E não disse mais nada além. Nenhuma vogal a mais, consoante, derivados. Sussurros. Chiados. Barulhos. Ruídos. Nada! Dava para ouvir a música que as formigas trabalhadoras levavam em seus aparelhos de MP3. Lady Gaga não faz Carnaval para formiga trabalhadora. Preferem Samba. São divertidas e boas amigas. Mas nunca ali havia um silêncio tão intenso. Tão quieto que o quieto parecia barulho.

- Tudo bem! Sobra mais chocolate para mim!

O rebatedor preparou o bastão. Girou seu braço esquerdo para frente. Bateu na sola do pé direito e estalou o pescoço. Esticou as costas e rebateu para longe! Jogou para fora do estádio e deu, em estilo, a vitória para seu time! Correu para torcida! Em silêncio.

Ela foi chata até ali! Insuportável! Cansativa e sempre dona da verdade! Meninas não gostam de perder para garotos. São imaturos demais para declarar derrota. Não sabem de nada essas meninas. Não sabem de nada esses meninos apaixonados. Perdidos, nunca concordam, nunca aceitam e se assustam, quando deveriam estar abraçados.

- Você vai comer sozinho? Inho? Mesmo?

- Ah! Se sobrar. Se lembrar. Guardo para você e trago depois do fim do mundo. Depois da Copa. Depois. Deixo guardado. Tudo bem?

- Só depois?

- Só depois Sininho!

Normalmente pessoas perdidas escondem suas colas de prova no chão ou em muros espalhados pela cidade. Sempre procuram as palavras que lhes faltam em algum lugar que desconheço. Miram seus olhares e procuram na tristeza de uma curva mal feita pelo motorista. Sininho olhou para tudo que estava ao seu redor, mas parecia que até mesmo o chão havia saído para almoçar. Corpo leve, mente flutuante. Suspirou. Desejou um brigadeiro. Suspirou. Pensou e cantou...

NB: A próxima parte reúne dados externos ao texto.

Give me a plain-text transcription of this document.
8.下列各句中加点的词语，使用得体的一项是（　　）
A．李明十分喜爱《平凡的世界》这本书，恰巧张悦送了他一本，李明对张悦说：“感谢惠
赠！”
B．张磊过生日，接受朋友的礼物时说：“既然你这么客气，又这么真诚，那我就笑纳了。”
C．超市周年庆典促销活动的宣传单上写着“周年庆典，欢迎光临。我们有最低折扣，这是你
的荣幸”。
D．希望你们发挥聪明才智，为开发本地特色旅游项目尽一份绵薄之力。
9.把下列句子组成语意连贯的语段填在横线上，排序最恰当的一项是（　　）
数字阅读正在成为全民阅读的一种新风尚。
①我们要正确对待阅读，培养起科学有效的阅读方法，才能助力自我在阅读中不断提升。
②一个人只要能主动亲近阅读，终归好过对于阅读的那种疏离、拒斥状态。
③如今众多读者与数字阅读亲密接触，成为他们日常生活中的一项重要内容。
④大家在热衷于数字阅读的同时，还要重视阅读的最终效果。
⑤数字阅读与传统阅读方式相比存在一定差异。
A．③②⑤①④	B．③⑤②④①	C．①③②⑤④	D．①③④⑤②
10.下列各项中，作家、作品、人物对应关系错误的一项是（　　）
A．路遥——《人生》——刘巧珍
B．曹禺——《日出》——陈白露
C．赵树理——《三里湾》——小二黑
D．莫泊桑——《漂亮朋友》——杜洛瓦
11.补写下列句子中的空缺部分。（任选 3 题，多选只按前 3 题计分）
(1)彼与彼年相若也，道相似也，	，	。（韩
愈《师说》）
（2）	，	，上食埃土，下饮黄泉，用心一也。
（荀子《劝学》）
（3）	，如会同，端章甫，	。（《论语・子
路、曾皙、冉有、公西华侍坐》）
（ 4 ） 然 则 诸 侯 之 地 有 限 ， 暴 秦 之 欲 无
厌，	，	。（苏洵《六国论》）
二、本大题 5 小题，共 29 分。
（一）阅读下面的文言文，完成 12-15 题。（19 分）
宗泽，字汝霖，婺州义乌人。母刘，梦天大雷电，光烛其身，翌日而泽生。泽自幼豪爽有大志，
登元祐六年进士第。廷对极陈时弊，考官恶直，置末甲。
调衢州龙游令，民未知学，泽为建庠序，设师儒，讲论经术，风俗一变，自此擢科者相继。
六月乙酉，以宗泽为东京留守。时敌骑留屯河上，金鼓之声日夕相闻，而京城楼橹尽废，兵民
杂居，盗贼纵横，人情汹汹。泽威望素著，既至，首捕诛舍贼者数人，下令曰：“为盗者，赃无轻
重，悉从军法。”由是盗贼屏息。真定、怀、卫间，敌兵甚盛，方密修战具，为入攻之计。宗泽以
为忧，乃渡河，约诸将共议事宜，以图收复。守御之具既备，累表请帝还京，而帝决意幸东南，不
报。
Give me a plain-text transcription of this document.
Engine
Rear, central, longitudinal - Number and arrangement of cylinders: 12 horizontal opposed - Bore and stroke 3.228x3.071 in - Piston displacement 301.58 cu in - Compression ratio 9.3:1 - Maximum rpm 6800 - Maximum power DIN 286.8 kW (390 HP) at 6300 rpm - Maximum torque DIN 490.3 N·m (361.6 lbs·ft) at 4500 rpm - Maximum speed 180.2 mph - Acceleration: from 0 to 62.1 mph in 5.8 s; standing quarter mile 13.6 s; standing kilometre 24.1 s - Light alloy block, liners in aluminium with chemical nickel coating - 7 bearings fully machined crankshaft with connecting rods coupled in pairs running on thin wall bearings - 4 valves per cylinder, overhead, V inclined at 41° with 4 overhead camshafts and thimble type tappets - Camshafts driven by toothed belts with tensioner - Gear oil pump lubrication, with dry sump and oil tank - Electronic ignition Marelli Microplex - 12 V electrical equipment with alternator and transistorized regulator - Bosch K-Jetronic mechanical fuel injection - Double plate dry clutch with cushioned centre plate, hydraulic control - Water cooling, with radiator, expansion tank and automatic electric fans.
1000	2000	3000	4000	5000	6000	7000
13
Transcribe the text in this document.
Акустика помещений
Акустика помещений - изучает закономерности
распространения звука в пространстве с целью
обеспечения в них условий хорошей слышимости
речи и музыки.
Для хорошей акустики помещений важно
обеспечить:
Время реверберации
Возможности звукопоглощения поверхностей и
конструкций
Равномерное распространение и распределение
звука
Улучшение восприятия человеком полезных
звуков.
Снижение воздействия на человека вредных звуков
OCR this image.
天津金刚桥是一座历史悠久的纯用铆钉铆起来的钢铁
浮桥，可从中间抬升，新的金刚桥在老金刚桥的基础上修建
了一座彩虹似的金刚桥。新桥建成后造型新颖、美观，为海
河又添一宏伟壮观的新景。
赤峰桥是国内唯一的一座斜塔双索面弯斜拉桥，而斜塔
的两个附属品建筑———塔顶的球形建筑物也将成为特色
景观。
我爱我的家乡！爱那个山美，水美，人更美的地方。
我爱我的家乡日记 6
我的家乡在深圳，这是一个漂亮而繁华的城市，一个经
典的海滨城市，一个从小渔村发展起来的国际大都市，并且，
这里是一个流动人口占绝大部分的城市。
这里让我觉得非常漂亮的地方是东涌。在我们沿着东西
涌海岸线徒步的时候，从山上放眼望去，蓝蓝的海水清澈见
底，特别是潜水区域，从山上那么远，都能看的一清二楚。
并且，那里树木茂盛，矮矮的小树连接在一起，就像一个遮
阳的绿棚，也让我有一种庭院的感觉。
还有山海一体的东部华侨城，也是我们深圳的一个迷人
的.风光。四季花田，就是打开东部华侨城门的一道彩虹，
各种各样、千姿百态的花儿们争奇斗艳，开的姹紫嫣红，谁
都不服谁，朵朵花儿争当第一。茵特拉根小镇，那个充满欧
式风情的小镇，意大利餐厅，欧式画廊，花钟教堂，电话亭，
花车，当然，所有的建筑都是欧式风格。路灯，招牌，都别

- Vou com você Peter Pan! Posso?

- Agora e sempre, hoje e amanhã. Quando quiser e se quiser. Para sempre!



Até que a próxima voz levante primeiro




Leo Fonseca

7 de jun. de 2010

#terradonunca - Segunda ocasião na Terra do Nunca

- Vê se não demora no banho dessa vez! Já está tudo combinado! Estarão nos esperando exatamente as dez para seis da tarde. De carro vamos até o sul da ilha. Não precisa de tênis, pode ir com uma roupa bem leve, tranqüila. Mas não exagere na calma dessa vez Peter! Temos hora para sair e não quero me decepcionar de novo com você!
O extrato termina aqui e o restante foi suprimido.